Because of their efforts, both universities have reversed their medium-term negative trends and posted positive net results in 2018, as shown in Figure 3B.

Figure 3B
Net results for Federation University Australia and Victoria University as at 31 December 2014 to 2018

Information in line graph is stipulated in the surrounding paragraphs.

Source: VAGO.

3.3 Financial position highlights

Figure 3C shows the sector's financial position over the last five years.

Figure 3C
Total assets, total liabilities and net assets of the university sector as at 31 December 2014 to 2018

Figure shows that total assets, total liabilities and net assets have been steadily increasing since 2014.

Note: Figures have been adjusted for the two universities with qualified audit opinions.
Source: VAGO.

The adjusted liquidity ratio includes non-current financial investments as most of them can be converted to cash or cash equivalents at short notice and are available to the universities to meet any liabilities if required.

The value of net assets held by the sector increased during 2018, consistent with its positive net result, and the five-year trend. As seen in Figure 3C, the sector has a very strong net asset position. This reflects its large portfolio of land, infrastructure assets and equipment, which the universities use to deliver their services. However, these assets are not easily liquidated, and cannot be relied upon if a university requires cash to meet its debts.

The adjusted liquidity ratio is a better indication of whether the universities are likely to be able to service their debt obligations in the immediate future. Figure 3D shows that, other than RMIT University, all the universities have enough liquid assets to meet their short-term liabilities.

Figure 3D
Adjusted liquidity ratio for universities at 31 December 2017 and 2018

Figure 3D shows that, other than RMIT University, all the universities have enough liquid assets to meet their short-term liabilities.

Source: VAGO.

RMIT University proactively monitors its cash position and ensures there is enough cash on hand to meet its obligations as they fall due. This is supported by its historical performance. In both 2017 and 2018, RMIT University had a strong net result and a net cash inflow that was significantly greater than its net current liability. This reduces the risk of it being unable to meet its short-term obligations.
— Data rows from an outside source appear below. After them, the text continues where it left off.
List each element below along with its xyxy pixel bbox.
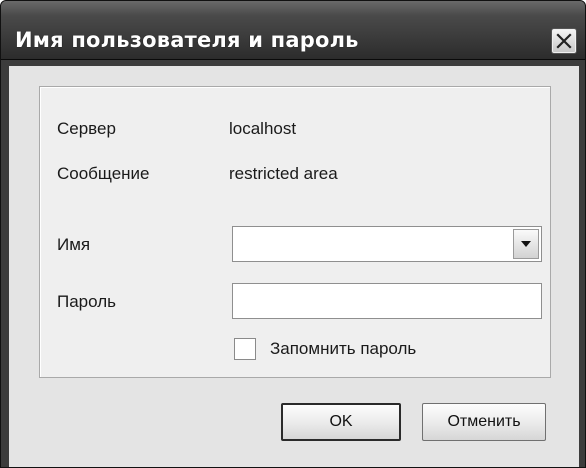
dialog-body: Сервер localhost Сообщение restricted ar… (9, 66, 579, 467)
name-dropdown-button[interactable] (513, 229, 539, 259)
remember-password-label[interactable]: Запомнить пароль (270, 339, 416, 359)
password-field[interactable] (232, 283, 542, 319)
message-value: restricted area (229, 164, 338, 183)
cancel-button[interactable]: Отменить (422, 403, 546, 441)
chevron-down-icon (521, 241, 531, 247)
message-label: Сообщение (57, 164, 150, 183)
title-bar[interactable]: Имя пользователя и пароль (1, 1, 585, 60)
server-value: localhost (229, 119, 297, 138)
password-label: Пароль (57, 292, 116, 311)
login-dialog: Имя пользователя и пароль Сервер localho… (0, 0, 586, 468)
dialog-title: Имя пользователя и пароль (15, 28, 359, 52)
server-label: Сервер (57, 119, 116, 138)
remember-password-checkbox[interactable] (234, 338, 256, 360)
credentials-panel: Сервер localhost Сообщение restricted ar… (39, 86, 551, 378)
password-input[interactable] (233, 284, 541, 318)
ok-button[interactable]: OK (281, 403, 401, 441)
close-icon (556, 33, 572, 49)
name-label: Имя (57, 235, 91, 254)
close-button[interactable] (552, 29, 576, 53)
name-combobox[interactable] (232, 226, 542, 262)
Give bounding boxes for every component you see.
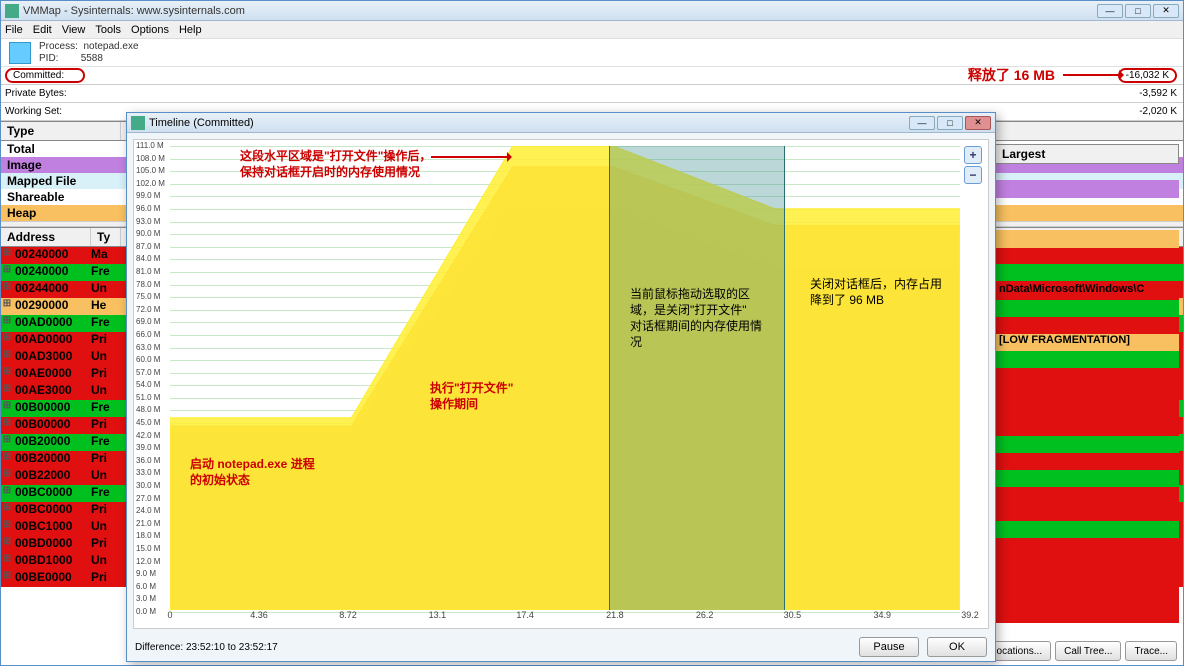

Victoria University has improved its liquidity position significantly from 2017. Part of this improvement was due to the receipt of a large amount of cash from the sale of one of its central business district campuses.

3.4 Student volumes

Student enrolment trends are one of the strongest indicators of the sustainability of the sector. These figures drive the sector's operational activity levels, including the two largest sources of income—student fees and Commonwealth student assistance grants. Figure 3E shows the five-year trend in the total effective full-time student load (EFTSL), as well as the proportion of domestic and overseas students.

Figure 3E
University sector number and proportion of domestic and overseas EFTSL for the years ended 31 December 2014 to 2018

Figure 3E shows the five-year trend in the total effective full-time student load (EFTSL), as well as the proportion of domestic and overseas students.

Source: VAGO.

As seen above, the total EFTSL has steadily increased over the last five years. Domestic EFTSL continues to increase at a gradual but steady rate. However, the majority of the sector's growth is driven by overseas students, who now make up almost 40 per cent of the sector's higher education student load.

The greater inflow of overseas students reduces the sector's reliance on domestic fee income and government funding. However, international students are a less reliable customer base than domestic students, as numbers of the former are subject to change due to external factors in other nations.

As the sector's dependence on fee revenue from overseas students increases, it will need to monitor circumstances abroad, and actively manage its recruitment programs to increase the diversity of the source countries that make up the overseas student base.